Dipl.-Oec. Andrea Bruckner, Dr. Niklas Homfeldt
Tz. 246
Sofern Einwendungen zu erheben sind, ist der Bestätigungsvermerk nach Abs. 4 Satz 1 einzuschränken oder zu versagen. Unter Einwendungen sind Beanstandungen gegen die Rechnungslegung zu verstehen, die sich im Rahmen der Prüfungsdurchführung ergeben. Der Abschlussprüfer muss aufgrund seiner Treuepflicht die geprüfte Gesellschaft zunächst auffordern, den Mangel zu beseitigen. Wurden Beanstandungen im Rahmen der Abschlussprüfung beseitigt, besteht keine Veranlassung für eine Einschränkung oder Versagung des Bestätigungsvermerks. Weigert sich die Gesellschaft, die festgestellten Unzulänglichkeiten zu beseitigen oder ist dies bis zum Abschluss der Prüfung nicht möglich, so hat der Abschlussprüfer dies in seinem Urteil herauszustellen. Mängel aus dem Vorjahresabschluss können nur dann eine Beanstandung begründen, wenn sie im zu prüfenden Abschluss fortwirken.

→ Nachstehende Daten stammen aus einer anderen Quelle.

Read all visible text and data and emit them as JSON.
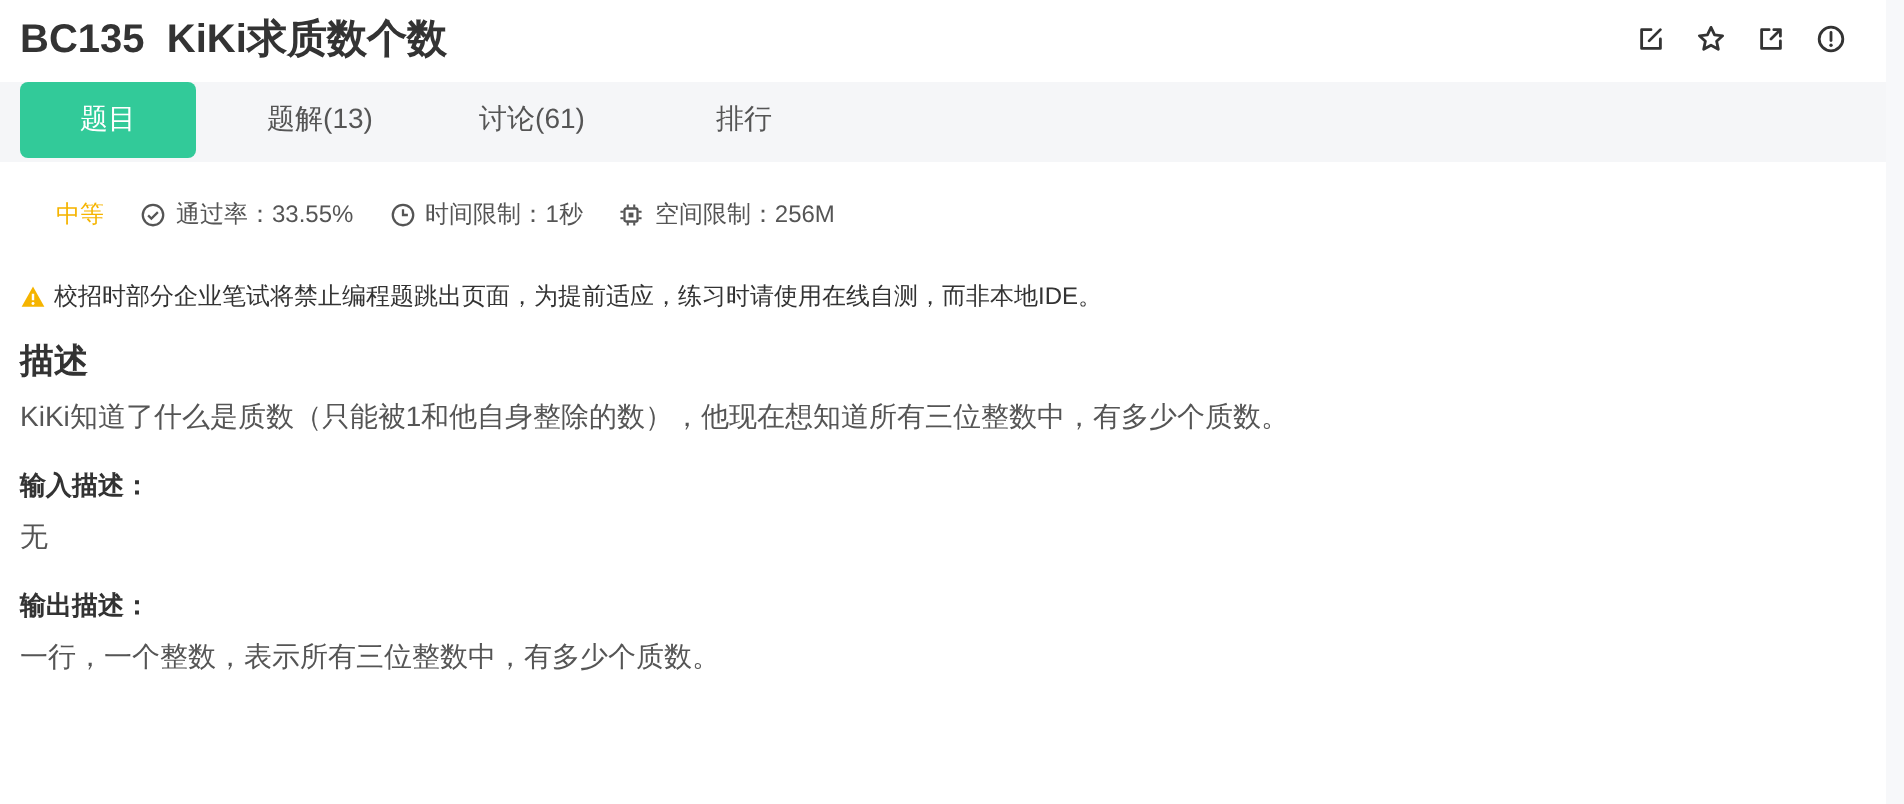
{
  "title": "BC135  KiKi求质数个数",
  "tabs": [
    {
      "label": "题目",
      "selected": true
    },
    {
      "label": "题解(13)",
      "selected": false
    },
    {
      "label": "讨论(61)",
      "selected": false
    },
    {
      "label": "排行",
      "selected": false
    }
  ],
  "difficulty": "中等",
  "stats": [
    {
      "kind": "pass",
      "text": "通过率：33.55%"
    },
    {
      "kind": "time",
      "text": "时间限制：1秒"
    },
    {
      "kind": "memory",
      "text": "空间限制：256M"
    }
  ],
  "notice": "校招时部分企业笔试将禁止编程题跳出页面，为提前适应，练习时请使用在线自测，而非本地IDE。",
  "description": {
    "heading": "描述",
    "text": "KiKi知道了什么是质数（只能被1和他自身整除的数），他现在想知道所有三位整数中，有多少个质数。"
  },
  "sections": [
    {
      "heading": "输入描述：",
      "text": "无"
    },
    {
      "heading": "输出描述：",
      "text": "一行，一个整数，表示所有三位整数中，有多少个质数。"
    }
  ]
}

Nur wesentliche, nicht jedoch geringfügige Beanstandungen können zu Einwendungen führen. Von der Wesentlichkeit ist auszugehen, wenn damit zu rechnen ist, dass festgestellte Mängel wegen ihrer relativen Bedeutung zu einer unzutreffenden Beurteilung der Rechnungslegung führen können. Wesentlichkeit liegt insbesondere vor, wenn durch den Mangel das Entscheidungsverhalten der Abschlussadressaten beeinflusst wird. Die Klassifikation eines Mangels als unwesentlich oder wesentlich hat der Abschlussprüfer nach pflichtgemäßem Ermessen vorzunehmen. Für die Bewertung von Mängeln ist in quantitativer Hinsicht die betragsmäßige Auswirkung des Verstoßes zu beurteilen. Zur Abschätzung der relativen Bedeutung sind Bezugsgrößen wie Betrag der betroffenen Jahresabschlussposition, Jahresergebnis, Eigenkapital oder Bilanzsumme heranzuziehen. Eine qualitative Komponente bilden Verstöße gegen bestimmte Einzelvorschriften, denen aus anderen Gründen eine besondere Bedeutung zukommt, wie z. B. Vorschriften über eigene Aktien. Entscheidend ist eine Gesamtbetrachtung, d. h. es kommt weder auf die Wesentlichkeit der einzelnen Einwendungen an, noch darauf, wie viele Bilanzpositionen betroffen sind. Mehrere, für sich allein unwesentliche Mängel können in ihrer Gesamtheit ebenfalls wesentlich sein.
Tz. 247
Auch die Frage, ob der Bestätigungsvermerk einzuschränken oder zu versagen ist, ist vom Abschlussprüfer nach pflichtgemäßem Ermessen zu beantworten. Die Entscheidung hängt von der Art und der Schwere der Einwendungen ab. Eine Einschränkung ist nach Abs. 4 Satz 4 ausreichend, wenn der Jahresabschluss trotz der Beanstandungen ein den tatsächlichen Verhältnissen im Wesentlichen entsprechendes Bild der Vermögens-, Finanz- und Ertragslage vermittelt. Wesentliche Teile der Rechnungslegung können also noch positiv beurteilt werden und lediglich zu abgrenzbaren Teilen ist ein solcher Positivbefund nicht mehr möglich. Entscheidend ist also die Abgrenzbarkeit der zu erhebenden Einwendungen.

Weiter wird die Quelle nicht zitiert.